日本は国際社会から一体どのようにみられ、そして、日本人の意識は国際社会と比べてどのような特徴があるのか。

 アジア各国の国民感情を比較した園田茂人『アジアの国民感情』(中公新書)から、データが暴いた日本の「ホントの国際評価」をみていこう。

 なお、使用されているアジア学生調査は、2008年(第1波)、2013~2014年(第2波)、2018~2019年(第3波)と3回にわたってアジア各国(日本、韓国、中国、台湾、香港、ベトナム、フィリピン、タイ、マレーシア、シンガポール、インドネシアなどが参加)の大学生を対象に行われた調査である。

ADVERTISEMENT

データが暴いた日本の「ホントの国際評価」とは ©AFLO/©文藝春秋

 ◆◆◆

「日本の魅力」どう測る?

 そもそも日本の魅力は、どうすれば測ることができるのでしょうか。「日本に行きたい」「日本が提供する財やサービス、知識などを吸収したい」といった欲望を調べればよいのでしょうが、問題はこれをどうやって指標化するかです。
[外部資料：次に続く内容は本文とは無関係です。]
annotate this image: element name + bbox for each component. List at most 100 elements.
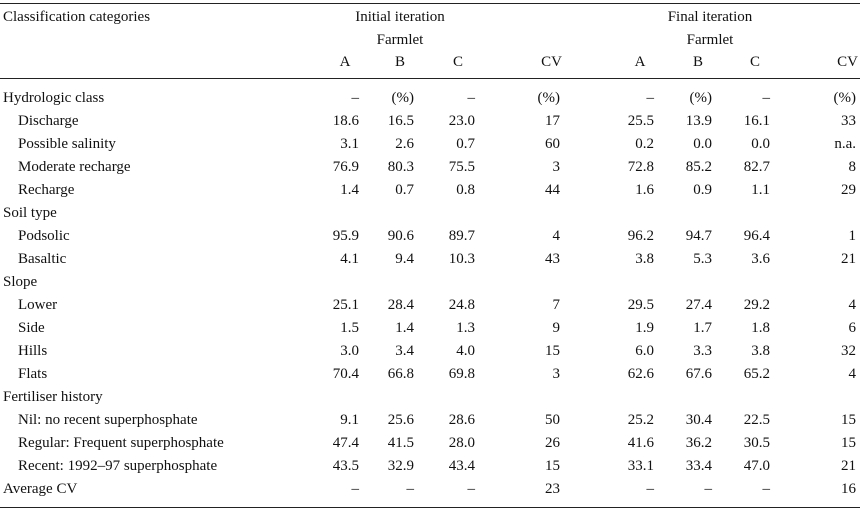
table-cell: 28.6 bbox=[448, 412, 475, 428]
final-farmlet-header: Farmlet bbox=[686, 32, 734, 48]
table-cell: 82.7 bbox=[743, 159, 770, 175]
col-header-final-b: B bbox=[692, 54, 703, 70]
table-cell: 6 bbox=[848, 320, 857, 336]
table-cell: 3 bbox=[552, 366, 561, 382]
table-cell: 47.4 bbox=[332, 435, 359, 451]
table-cell: 94.7 bbox=[685, 228, 712, 244]
table-cell: 96.4 bbox=[743, 228, 770, 244]
table-cell: – bbox=[704, 481, 713, 497]
row-label: Moderate recharge bbox=[18, 159, 131, 175]
table-cell: – bbox=[351, 90, 360, 106]
table-cell: 28.0 bbox=[448, 435, 475, 451]
row-label: Hills bbox=[18, 343, 48, 359]
table-cell: 16 bbox=[841, 481, 856, 497]
table-cell: 15 bbox=[841, 435, 856, 451]
table-cell: 0.2 bbox=[635, 136, 654, 152]
table-cell: 1.3 bbox=[456, 320, 475, 336]
table-cell: 21 bbox=[841, 458, 856, 474]
table-cell: 1 bbox=[848, 228, 857, 244]
table-cell: 0.8 bbox=[456, 182, 475, 198]
table-cell: 23.0 bbox=[448, 113, 475, 129]
row-label: Recharge bbox=[18, 182, 75, 198]
table-cell: 25.6 bbox=[387, 412, 414, 428]
table-cell: 36.2 bbox=[685, 435, 712, 451]
table-cell: n.a. bbox=[834, 136, 856, 152]
table-cell: (%) bbox=[537, 90, 561, 106]
col-header-final-a: A bbox=[634, 54, 646, 70]
initial-iteration-header: Initial iteration bbox=[355, 9, 445, 25]
table-cell: 43.5 bbox=[332, 458, 359, 474]
table-cell: 3.1 bbox=[340, 136, 359, 152]
table-cell: 25.5 bbox=[627, 113, 654, 129]
table-cell: 33.1 bbox=[627, 458, 654, 474]
table-cell: 24.8 bbox=[448, 297, 475, 313]
table-cell: – bbox=[646, 481, 655, 497]
table-cell: 0.0 bbox=[751, 136, 770, 152]
table-cell: 66.8 bbox=[387, 366, 414, 382]
table-cell: 33 bbox=[841, 113, 856, 129]
table-cell: 15 bbox=[841, 412, 856, 428]
table-cell: 25.2 bbox=[627, 412, 654, 428]
table-cell: 90.6 bbox=[387, 228, 414, 244]
table-cell: (%) bbox=[689, 90, 713, 106]
table-cell: 3.3 bbox=[693, 343, 712, 359]
table-cell: 26 bbox=[545, 435, 560, 451]
table-cell: 15 bbox=[545, 343, 560, 359]
section-label: Soil type bbox=[3, 205, 57, 221]
table-cell: 0.7 bbox=[395, 182, 414, 198]
table-cell: 33.4 bbox=[685, 458, 712, 474]
section-label: Fertiliser history bbox=[3, 389, 103, 405]
table-cell: 22.5 bbox=[743, 412, 770, 428]
table-cell: – bbox=[467, 481, 476, 497]
table-cell: 15 bbox=[545, 458, 560, 474]
table-cell: 9 bbox=[552, 320, 561, 336]
section-label: Slope bbox=[3, 274, 38, 290]
table-cell: 30.5 bbox=[743, 435, 770, 451]
table-cell: 70.4 bbox=[332, 366, 359, 382]
table-cell: 3.8 bbox=[635, 251, 654, 267]
table-cell: 44 bbox=[545, 182, 560, 198]
table-cell: 76.9 bbox=[332, 159, 359, 175]
table-cell: 1.7 bbox=[693, 320, 712, 336]
table-cell: 7 bbox=[552, 297, 561, 313]
table-cell: 96.2 bbox=[627, 228, 654, 244]
table-cell: 75.5 bbox=[448, 159, 475, 175]
row-label: Basaltic bbox=[18, 251, 67, 267]
col-header-initial-cv: CV bbox=[541, 54, 562, 70]
top-rule bbox=[0, 3, 860, 4]
table-cell: 47.0 bbox=[743, 458, 770, 474]
table-cell: (%) bbox=[833, 90, 857, 106]
table-cell: 3.0 bbox=[340, 343, 359, 359]
table-cell: 25.1 bbox=[332, 297, 359, 313]
final-iteration-header: Final iteration bbox=[667, 9, 753, 25]
table-cell: 9.1 bbox=[340, 412, 359, 428]
table-cell: 95.9 bbox=[332, 228, 359, 244]
col-header-final-c: C bbox=[749, 54, 760, 70]
table-cell: – bbox=[467, 90, 476, 106]
table-cell: 43.4 bbox=[448, 458, 475, 474]
table-cell: 17 bbox=[545, 113, 560, 129]
col-header-initial-a: A bbox=[339, 54, 351, 70]
row-label: Lower bbox=[18, 297, 58, 313]
table-cell: 67.6 bbox=[685, 366, 712, 382]
table-cell: 85.2 bbox=[685, 159, 712, 175]
table-cell: 16.5 bbox=[387, 113, 414, 129]
bottom-rule bbox=[0, 507, 860, 508]
table-cell: 0.7 bbox=[456, 136, 475, 152]
table-cell: 0.0 bbox=[693, 136, 712, 152]
table-cell: 10.3 bbox=[448, 251, 475, 267]
table-cell: 13.9 bbox=[685, 113, 712, 129]
row-label: Possible salinity bbox=[18, 136, 116, 152]
table-cell: 1.4 bbox=[395, 320, 414, 336]
section-label: Average CV bbox=[3, 481, 78, 497]
table-cell: 50 bbox=[545, 412, 560, 428]
row-label: Regular: Frequent superphosphate bbox=[18, 435, 224, 451]
table-cell: 1.8 bbox=[751, 320, 770, 336]
table-cell: 41.5 bbox=[387, 435, 414, 451]
row-label: Discharge bbox=[18, 113, 79, 129]
table-cell: 4 bbox=[848, 297, 857, 313]
table-cell: 4 bbox=[552, 228, 561, 244]
header-rule bbox=[0, 78, 860, 79]
table-cell: 89.7 bbox=[448, 228, 475, 244]
table-cell: (%) bbox=[391, 90, 415, 106]
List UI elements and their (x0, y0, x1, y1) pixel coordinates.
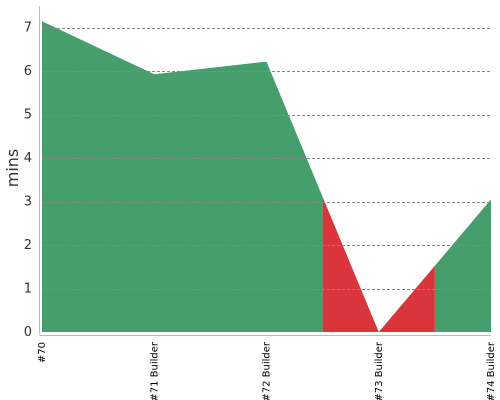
y-tick-label: 4 (24, 151, 32, 166)
y-tick-labels: 0 1 2 3 4 5 6 7 (24, 21, 32, 340)
x-tick-label: #71 Builder (149, 341, 160, 400)
x-tick-label: #72 Builder (262, 341, 273, 400)
x-tick-label: #74 Builder (486, 341, 497, 400)
y-axis-title: mins (3, 149, 22, 188)
area-bands (42, 21, 491, 333)
y-tick-label: 6 (24, 64, 32, 79)
axes (39, 6, 491, 336)
area-band-failure-1 (322, 196, 435, 332)
y-tick-label: 0 (24, 325, 32, 340)
area-band-success-2 (434, 199, 491, 332)
y-tick-label: 5 (24, 108, 32, 123)
area-band-success-0 (42, 21, 323, 333)
y-tick-label: 2 (24, 238, 32, 253)
y-tick-label: 1 (24, 282, 32, 297)
x-tick-label: #73 Builder (374, 341, 385, 400)
x-tick-labels: #70 #71 Builder #72 Builder #73 Builder #74 … (37, 341, 497, 400)
y-tick-label: 7 (24, 21, 32, 36)
y-tick-label: 3 (24, 195, 32, 210)
x-tick-label: #70 (37, 342, 48, 363)
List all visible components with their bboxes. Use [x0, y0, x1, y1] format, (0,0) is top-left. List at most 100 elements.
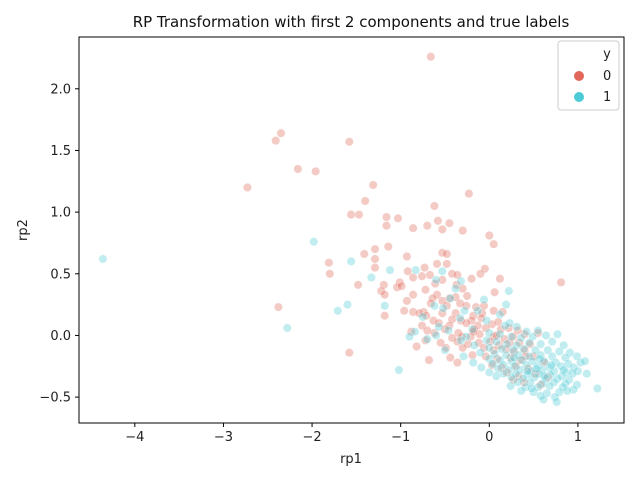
data-point-series-0-85: [498, 307, 508, 317]
data-point-series-1-24: [482, 316, 492, 326]
data-point-series-1-149: [535, 354, 545, 364]
data-point-series-1-103: [394, 365, 404, 375]
data-point-series-0-33: [432, 259, 442, 269]
data-point-series-0-21: [458, 226, 468, 236]
data-point-series-0-94: [461, 318, 471, 328]
y-tick-label: 0.5: [50, 267, 71, 282]
data-point-series-1-6: [366, 272, 376, 282]
data-point-series-1-16: [380, 301, 390, 311]
data-point-series-0-57: [380, 290, 390, 300]
data-point-series-1-32: [443, 325, 453, 335]
data-point-series-1-82: [563, 359, 573, 369]
data-point-series-0-79: [421, 311, 431, 321]
data-point-series-1-7: [431, 275, 441, 285]
data-point-series-1-4: [411, 265, 421, 275]
legend-label-1: 1: [603, 90, 611, 105]
data-point-series-1-39: [495, 329, 505, 339]
data-point-series-1-114: [518, 374, 528, 384]
data-point-series-1-54: [559, 340, 569, 350]
data-point-series-0-145: [452, 358, 462, 368]
data-point-series-1-131: [592, 383, 602, 393]
data-point-series-0-47: [495, 274, 505, 284]
data-point-series-0-34: [442, 259, 452, 269]
data-point-series-0-1: [276, 128, 286, 138]
data-point-series-1-0: [98, 254, 108, 264]
data-point-series-0-74: [479, 301, 489, 311]
data-point-series-1-21: [495, 309, 505, 319]
data-point-series-1-43: [541, 330, 551, 340]
data-point-series-1-84: [580, 356, 590, 366]
data-point-series-0-64: [428, 293, 438, 303]
data-point-series-1-112: [491, 371, 501, 381]
data-point-series-1-27: [434, 322, 444, 332]
data-point-series-1-69: [524, 351, 534, 361]
data-point-series-1-75: [484, 354, 494, 364]
data-point-series-0-126: [514, 338, 524, 348]
data-point-series-1-51: [524, 338, 534, 348]
data-point-series-1-56: [484, 343, 494, 353]
data-point-series-1-141: [562, 386, 572, 396]
data-point-series-1-136: [550, 392, 560, 402]
data-point-series-0-26: [437, 248, 447, 258]
data-point-series-0-92: [434, 318, 444, 328]
y-tick-label: 1.5: [50, 144, 71, 159]
data-point-series-0-97: [493, 317, 503, 327]
data-point-series-0-28: [442, 249, 452, 259]
y-tick-label: 1.0: [50, 206, 71, 221]
data-point-series-0-22: [484, 231, 494, 241]
data-point-series-0-10: [429, 201, 439, 211]
data-point-series-1-90: [533, 361, 543, 371]
data-point-series-0-160: [491, 330, 501, 340]
data-point-series-1-50: [512, 340, 522, 350]
data-point-series-0-29: [370, 254, 380, 264]
data-point-series-0-52: [430, 279, 440, 289]
data-point-series-1-119: [513, 377, 523, 387]
data-point-series-1-140: [552, 397, 562, 407]
data-point-series-1-68: [513, 350, 523, 360]
data-point-series-0-39: [475, 269, 485, 279]
plot-frame: [78, 36, 625, 424]
data-point-series-1-17: [333, 306, 343, 316]
data-point-series-0-54: [458, 284, 468, 294]
data-point-series-1-148: [509, 353, 519, 363]
data-point-series-0-37: [370, 263, 380, 273]
data-point-series-0-9: [360, 196, 370, 206]
data-point-series-1-25: [505, 318, 515, 328]
data-point-series-1-5: [437, 266, 447, 276]
data-point-series-1-45: [422, 334, 432, 344]
data-point-series-1-143: [539, 371, 549, 381]
data-point-series-1-14: [429, 301, 439, 311]
data-point-series-1-26: [282, 323, 292, 333]
x-tick-label: −3: [214, 430, 233, 445]
data-point-series-0-12: [354, 210, 364, 220]
data-point-series-0-40: [425, 270, 435, 280]
data-point-series-1-15: [501, 300, 511, 310]
data-point-series-0-55: [420, 285, 430, 295]
data-point-series-1-142: [522, 366, 532, 376]
data-point-series-0-144: [344, 348, 354, 358]
data-point-series-1-80: [539, 356, 549, 366]
data-point-series-1-53: [547, 337, 557, 347]
data-point-series-1-40: [506, 332, 516, 342]
x-tick-label: 0: [485, 430, 493, 445]
data-point-series-0-30: [359, 249, 369, 259]
data-point-series-0-107: [406, 327, 416, 337]
data-point-series-0-129: [441, 343, 451, 353]
data-point-series-1-9: [451, 284, 461, 294]
data-point-series-0-128: [412, 341, 422, 351]
data-point-series-0-58: [408, 290, 418, 300]
data-point-series-1-38: [461, 332, 471, 342]
y-tick-label: 0.0: [50, 329, 71, 344]
data-point-series-1-138: [516, 386, 526, 396]
data-point-series-1-2: [346, 256, 356, 266]
data-point-series-1-125: [506, 381, 516, 391]
data-point-series-1-3: [385, 265, 395, 275]
data-point-series-1-13: [342, 300, 352, 310]
data-point-series-1-19: [459, 306, 469, 316]
data-point-series-1-59: [519, 344, 529, 354]
data-point-series-1-76: [495, 355, 505, 365]
data-point-series-0-87: [414, 308, 424, 318]
data-point-series-0-4: [293, 164, 303, 174]
x-tick-label: −2: [302, 430, 321, 445]
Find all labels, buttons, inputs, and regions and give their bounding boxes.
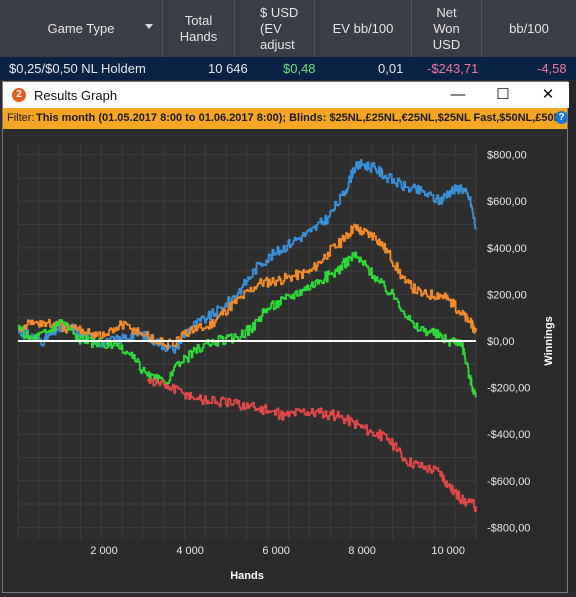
cell-net-won: -$243,71 xyxy=(427,61,479,76)
background-panel-edge xyxy=(568,81,576,593)
series-line xyxy=(18,223,477,350)
column-total-hands-line2: Hands xyxy=(179,28,218,44)
column-total-hands-line1: Total xyxy=(184,12,213,28)
column-net-won-line1: Net xyxy=(436,4,457,20)
close-button[interactable]: ✕ xyxy=(541,86,555,103)
column-ev-bb100-label: EV bb/100 xyxy=(332,20,394,36)
y-tick-label: -$600,00 xyxy=(487,476,530,488)
y-tick-label: $200,00 xyxy=(487,289,527,301)
cell-hands: 10 646 xyxy=(208,61,248,76)
column-usd-ev-line1: $ USD xyxy=(260,4,299,20)
app-logo-icon: 2 xyxy=(12,88,26,102)
x-tick-label: 6 000 xyxy=(262,545,290,557)
y-tick-label: $800,00 xyxy=(487,150,527,162)
filter-text: This month (01.05.2017 8:00 to 01.06.201… xyxy=(36,112,567,124)
results-graph-window: 2 Results Graph — ☐ ✕ Filter: This month… xyxy=(2,81,569,593)
results-chart-svg: $800,00 $600,00 $400,00 $200,00 $0,00 -$200,0… xyxy=(17,143,555,582)
x-tick-label: 10 000 xyxy=(431,545,465,557)
y-tick-label: $600,00 xyxy=(487,196,527,208)
maximize-button[interactable]: ☐ xyxy=(496,86,510,103)
column-bb100-label: bb/100 xyxy=(509,20,549,36)
y-tick-label: $0,00 xyxy=(487,336,515,348)
y-tick-label: $400,00 xyxy=(487,243,527,255)
y-axis-label: Winnings xyxy=(543,316,555,365)
column-ev-bb100[interactable]: EV bb/100 xyxy=(315,0,412,57)
column-total-hands[interactable]: Total Hands xyxy=(163,0,235,57)
column-bb100[interactable]: bb/100 xyxy=(482,0,576,57)
dropdown-caret-icon[interactable] xyxy=(145,24,153,29)
series-line xyxy=(18,251,477,398)
cell-usd-ev: $0,48 xyxy=(283,61,316,76)
column-header-bar: Game Type Total Hands $ USD (EV adjust EV b… xyxy=(0,0,576,57)
column-net-won-usd[interactable]: Net Won USD xyxy=(412,0,482,57)
cell-bb100: -4,58 xyxy=(537,61,567,76)
filter-label: Filter: xyxy=(7,112,35,124)
y-tick-label: -$200,00 xyxy=(487,383,530,395)
minimize-button[interactable]: — xyxy=(450,86,466,103)
cell-ev-bb100: 0,01 xyxy=(378,61,404,76)
help-icon[interactable]: ? xyxy=(555,111,567,124)
column-usd-ev-line2: (EV xyxy=(260,20,282,36)
filter-bar[interactable]: Filter: This month (01.05.2017 8:00 to 0… xyxy=(3,108,567,129)
x-tick-label: 4 000 xyxy=(176,545,204,557)
x-tick-label: 2 000 xyxy=(90,545,118,557)
column-net-won-line2: Won xyxy=(433,20,460,36)
cell-game: $0,25/$0,50 NL Holdem xyxy=(9,61,146,76)
series-line xyxy=(147,378,477,512)
y-tick-label: -$400,00 xyxy=(487,429,530,441)
x-axis-label: Hands xyxy=(230,570,264,582)
column-usd-ev-adjusted[interactable]: $ USD (EV adjust xyxy=(235,0,315,57)
column-net-won-line3: USD xyxy=(432,36,461,52)
results-graph: $800,00 $600,00 $400,00 $200,00 $0,00 -$200,0… xyxy=(3,129,567,592)
column-game-type[interactable]: Game Type xyxy=(0,0,163,57)
window-title: Results Graph xyxy=(34,88,118,103)
y-tick-label: -$800,00 xyxy=(487,522,530,534)
table-row[interactable]: $0,25/$0,50 NL Holdem 10 646 $0,48 0,01 … xyxy=(0,57,576,80)
column-usd-ev-line3: adjust xyxy=(260,36,295,52)
window-titlebar[interactable]: 2 Results Graph — ☐ ✕ xyxy=(3,82,569,108)
column-game-type-label: Game Type xyxy=(47,20,115,36)
x-tick-label: 8 000 xyxy=(348,545,376,557)
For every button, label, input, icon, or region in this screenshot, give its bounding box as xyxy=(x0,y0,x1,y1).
 この章では、海外の日本に対する評価と、日系企業への就職希望の有無、日本への留学希望の有無の3つを、日本の魅力を測定する尺度とします。

「日本の影響」は好ましい?

6-1 日本の影響への評価(2008〜18年)出典:アジア学生調査第1・第2・第3波調査
(6-1続き)出典:アジア学生調査第1・第2・第3波調査

 6-1は、自国に対する日本の影響を、国・地域ごとに時系列で示したものです。

 韓国と中国は、日本に厳しい評価をしているものの、それ以外の地域では肯定的な回答が多く見られます。また「わからない」という回答は、どの地域でも7%以下です。ロシアへの評価フィリピンへの評価とは違い、日本の影響が理解され、評価されていることがわかります。

 アジア学生調査第3波調査の対象となった10の国・地域で、対外認識で日本が最上位になかったのは韓国と中国、香港だけです。アジア域内で日本の国としての魅力は、相当に高いと評価してよいでしょう。